In what is very good news for those of us who depend on life insurance and annuity companies to provide the products for structured settlements, Prudential Financial and Allstate each posted strong earnings in the last quarter, indicating that the stress of last year may finally be over.
Prudential Financial reported earnings of $538 million for the quarter, with strongest profit growth in their variable annuity and life insurance sales.
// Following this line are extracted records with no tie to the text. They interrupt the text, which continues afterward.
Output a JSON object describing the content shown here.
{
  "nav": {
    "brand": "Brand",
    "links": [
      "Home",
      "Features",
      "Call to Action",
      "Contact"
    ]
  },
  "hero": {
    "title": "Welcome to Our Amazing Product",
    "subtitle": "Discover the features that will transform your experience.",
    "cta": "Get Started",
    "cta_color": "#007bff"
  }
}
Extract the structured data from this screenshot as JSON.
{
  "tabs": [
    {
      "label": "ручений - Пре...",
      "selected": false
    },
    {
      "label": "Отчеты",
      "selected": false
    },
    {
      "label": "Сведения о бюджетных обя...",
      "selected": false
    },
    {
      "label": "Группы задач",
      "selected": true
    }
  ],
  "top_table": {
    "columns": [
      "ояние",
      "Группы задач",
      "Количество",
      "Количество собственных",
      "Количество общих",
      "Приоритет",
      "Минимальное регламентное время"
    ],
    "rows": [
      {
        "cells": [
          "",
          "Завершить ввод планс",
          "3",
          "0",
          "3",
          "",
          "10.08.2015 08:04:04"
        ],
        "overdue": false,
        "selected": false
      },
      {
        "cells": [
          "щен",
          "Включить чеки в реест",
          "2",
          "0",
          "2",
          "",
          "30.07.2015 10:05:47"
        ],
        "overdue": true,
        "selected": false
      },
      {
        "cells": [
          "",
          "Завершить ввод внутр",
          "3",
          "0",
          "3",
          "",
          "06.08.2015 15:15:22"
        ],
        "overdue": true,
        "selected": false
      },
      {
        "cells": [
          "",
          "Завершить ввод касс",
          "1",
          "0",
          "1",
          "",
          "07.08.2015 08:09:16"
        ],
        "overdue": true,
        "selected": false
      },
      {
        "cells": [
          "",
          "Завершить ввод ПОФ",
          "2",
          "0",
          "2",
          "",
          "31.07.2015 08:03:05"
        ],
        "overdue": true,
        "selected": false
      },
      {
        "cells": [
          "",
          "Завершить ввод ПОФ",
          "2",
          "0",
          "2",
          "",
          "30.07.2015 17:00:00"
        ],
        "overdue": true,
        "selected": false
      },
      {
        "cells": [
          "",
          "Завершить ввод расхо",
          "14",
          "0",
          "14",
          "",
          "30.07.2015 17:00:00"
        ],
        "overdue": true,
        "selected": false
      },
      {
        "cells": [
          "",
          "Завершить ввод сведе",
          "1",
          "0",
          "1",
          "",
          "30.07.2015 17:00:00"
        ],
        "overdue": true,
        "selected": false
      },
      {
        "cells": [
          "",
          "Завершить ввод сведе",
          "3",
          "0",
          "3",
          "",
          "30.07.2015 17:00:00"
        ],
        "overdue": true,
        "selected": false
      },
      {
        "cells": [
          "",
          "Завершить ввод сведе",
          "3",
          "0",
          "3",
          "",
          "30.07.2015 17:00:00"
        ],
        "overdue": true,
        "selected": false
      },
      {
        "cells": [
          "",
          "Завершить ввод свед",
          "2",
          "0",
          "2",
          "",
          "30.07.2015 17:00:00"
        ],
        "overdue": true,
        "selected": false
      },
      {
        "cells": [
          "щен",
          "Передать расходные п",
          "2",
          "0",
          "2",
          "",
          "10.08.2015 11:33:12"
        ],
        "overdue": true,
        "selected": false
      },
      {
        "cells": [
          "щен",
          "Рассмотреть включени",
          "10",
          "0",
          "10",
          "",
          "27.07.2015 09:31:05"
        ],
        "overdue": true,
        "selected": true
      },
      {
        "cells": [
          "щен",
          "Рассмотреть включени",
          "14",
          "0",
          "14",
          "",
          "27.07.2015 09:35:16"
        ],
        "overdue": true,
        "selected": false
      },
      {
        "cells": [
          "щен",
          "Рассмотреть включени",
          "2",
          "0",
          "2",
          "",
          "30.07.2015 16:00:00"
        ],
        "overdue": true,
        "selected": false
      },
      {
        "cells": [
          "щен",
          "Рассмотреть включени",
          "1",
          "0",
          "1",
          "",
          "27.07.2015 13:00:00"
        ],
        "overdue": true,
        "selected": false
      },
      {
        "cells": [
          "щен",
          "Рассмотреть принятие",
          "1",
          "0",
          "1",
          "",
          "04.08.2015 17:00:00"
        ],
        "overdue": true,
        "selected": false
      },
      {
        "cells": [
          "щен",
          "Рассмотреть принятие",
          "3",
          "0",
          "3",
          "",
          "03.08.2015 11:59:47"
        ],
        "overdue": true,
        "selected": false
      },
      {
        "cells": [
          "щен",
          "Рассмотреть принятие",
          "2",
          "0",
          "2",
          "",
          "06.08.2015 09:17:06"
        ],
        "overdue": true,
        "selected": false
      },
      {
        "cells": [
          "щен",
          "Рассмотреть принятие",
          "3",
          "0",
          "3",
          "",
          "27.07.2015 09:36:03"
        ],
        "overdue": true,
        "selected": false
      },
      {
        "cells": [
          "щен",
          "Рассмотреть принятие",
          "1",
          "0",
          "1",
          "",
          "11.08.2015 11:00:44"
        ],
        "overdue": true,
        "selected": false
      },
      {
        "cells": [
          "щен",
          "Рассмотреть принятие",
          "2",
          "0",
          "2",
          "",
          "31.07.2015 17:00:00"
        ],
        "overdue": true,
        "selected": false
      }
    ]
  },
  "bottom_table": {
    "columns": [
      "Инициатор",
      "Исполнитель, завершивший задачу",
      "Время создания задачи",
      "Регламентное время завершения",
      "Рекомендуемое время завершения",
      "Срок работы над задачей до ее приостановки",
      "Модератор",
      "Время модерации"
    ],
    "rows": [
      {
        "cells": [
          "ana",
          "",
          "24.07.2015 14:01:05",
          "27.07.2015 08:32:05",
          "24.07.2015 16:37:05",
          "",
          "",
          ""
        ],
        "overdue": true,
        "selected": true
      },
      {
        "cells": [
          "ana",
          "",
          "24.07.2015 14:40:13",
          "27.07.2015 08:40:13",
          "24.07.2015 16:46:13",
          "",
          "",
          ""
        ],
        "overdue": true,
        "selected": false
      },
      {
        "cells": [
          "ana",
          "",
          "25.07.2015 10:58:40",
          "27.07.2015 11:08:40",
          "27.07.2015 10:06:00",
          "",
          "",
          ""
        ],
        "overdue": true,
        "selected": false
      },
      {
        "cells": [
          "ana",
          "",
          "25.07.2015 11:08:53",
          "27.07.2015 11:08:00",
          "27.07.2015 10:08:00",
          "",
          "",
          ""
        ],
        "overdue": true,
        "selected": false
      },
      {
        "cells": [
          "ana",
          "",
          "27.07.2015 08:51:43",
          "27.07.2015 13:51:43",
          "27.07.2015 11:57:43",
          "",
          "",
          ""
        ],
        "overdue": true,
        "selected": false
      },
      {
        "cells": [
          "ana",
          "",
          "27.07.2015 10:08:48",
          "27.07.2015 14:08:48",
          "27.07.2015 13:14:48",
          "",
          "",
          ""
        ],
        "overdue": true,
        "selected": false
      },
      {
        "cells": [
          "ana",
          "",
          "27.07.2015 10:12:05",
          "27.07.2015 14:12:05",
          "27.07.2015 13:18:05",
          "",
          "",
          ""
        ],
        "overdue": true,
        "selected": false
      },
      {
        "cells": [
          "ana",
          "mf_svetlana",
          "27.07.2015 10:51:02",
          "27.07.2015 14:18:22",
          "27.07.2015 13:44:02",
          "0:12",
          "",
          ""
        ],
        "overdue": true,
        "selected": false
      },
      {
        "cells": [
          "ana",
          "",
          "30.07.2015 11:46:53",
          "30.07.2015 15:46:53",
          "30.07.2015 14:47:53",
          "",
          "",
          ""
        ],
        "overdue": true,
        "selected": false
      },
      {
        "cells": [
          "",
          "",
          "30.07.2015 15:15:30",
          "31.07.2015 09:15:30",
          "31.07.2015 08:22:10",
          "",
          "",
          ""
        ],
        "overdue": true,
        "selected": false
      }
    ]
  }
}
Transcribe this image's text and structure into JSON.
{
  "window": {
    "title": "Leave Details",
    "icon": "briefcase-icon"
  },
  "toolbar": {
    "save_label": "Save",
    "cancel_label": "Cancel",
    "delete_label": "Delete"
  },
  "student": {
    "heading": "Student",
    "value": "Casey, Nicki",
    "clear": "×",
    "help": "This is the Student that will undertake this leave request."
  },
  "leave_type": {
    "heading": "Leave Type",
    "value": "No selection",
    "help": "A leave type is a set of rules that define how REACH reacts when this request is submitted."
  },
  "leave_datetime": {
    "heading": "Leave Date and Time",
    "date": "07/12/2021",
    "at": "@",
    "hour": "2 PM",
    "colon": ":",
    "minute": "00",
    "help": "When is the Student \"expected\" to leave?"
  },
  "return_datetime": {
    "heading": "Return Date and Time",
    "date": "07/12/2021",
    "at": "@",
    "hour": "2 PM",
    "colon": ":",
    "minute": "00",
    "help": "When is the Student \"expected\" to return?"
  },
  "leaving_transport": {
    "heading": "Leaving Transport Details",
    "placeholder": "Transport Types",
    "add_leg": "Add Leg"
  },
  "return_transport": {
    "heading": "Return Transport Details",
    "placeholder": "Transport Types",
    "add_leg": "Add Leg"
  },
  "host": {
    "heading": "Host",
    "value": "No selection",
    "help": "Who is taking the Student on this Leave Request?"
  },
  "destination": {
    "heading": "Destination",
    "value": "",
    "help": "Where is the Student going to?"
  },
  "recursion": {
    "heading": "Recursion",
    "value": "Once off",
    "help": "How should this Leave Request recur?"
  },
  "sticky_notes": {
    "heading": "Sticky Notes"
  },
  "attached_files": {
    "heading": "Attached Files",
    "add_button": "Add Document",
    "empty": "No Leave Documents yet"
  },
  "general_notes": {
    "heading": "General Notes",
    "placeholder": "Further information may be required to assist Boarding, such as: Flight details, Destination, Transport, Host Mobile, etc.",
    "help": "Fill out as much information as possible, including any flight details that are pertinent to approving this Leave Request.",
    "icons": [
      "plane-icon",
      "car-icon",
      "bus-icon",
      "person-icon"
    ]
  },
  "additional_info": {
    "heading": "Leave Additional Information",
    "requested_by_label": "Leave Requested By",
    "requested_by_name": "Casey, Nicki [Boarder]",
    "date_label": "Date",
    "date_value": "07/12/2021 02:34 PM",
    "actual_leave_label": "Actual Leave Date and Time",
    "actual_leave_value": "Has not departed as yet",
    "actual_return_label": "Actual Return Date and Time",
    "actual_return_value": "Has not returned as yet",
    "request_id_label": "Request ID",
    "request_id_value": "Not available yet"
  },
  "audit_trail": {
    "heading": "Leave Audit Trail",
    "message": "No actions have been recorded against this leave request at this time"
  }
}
This continued strength in core products should help stabilize concerns over potential rating drops or a need to raise capital. It also gives those of us who sell structured settlements some breathing room and much-needed good news compared to the last 18 months of trauma.
Allstate earnings exploded from $25 million in the same quarter last year to $389 million in the second quarter of 2009. As we know, the Allstate structured settlement division is on a short leash for the remainder of 2009 due to capacity and case size restrictions. They also terminated their medical underwriting that was likely designed to focus premium into core, moderate size, internally-written structures. It looks as if the steps taken early this year are working. So, much as with Prudential, Allstate now has some breathing room and profits that should lessen rating company concerns and the need to raise capital.
We need all the good news we can get and this is certainly good news.
Now, if we could just get Prudential back into the non-qualified annuity market and get Allstate to lift their capacity/case caps, we might be able to really sell some product!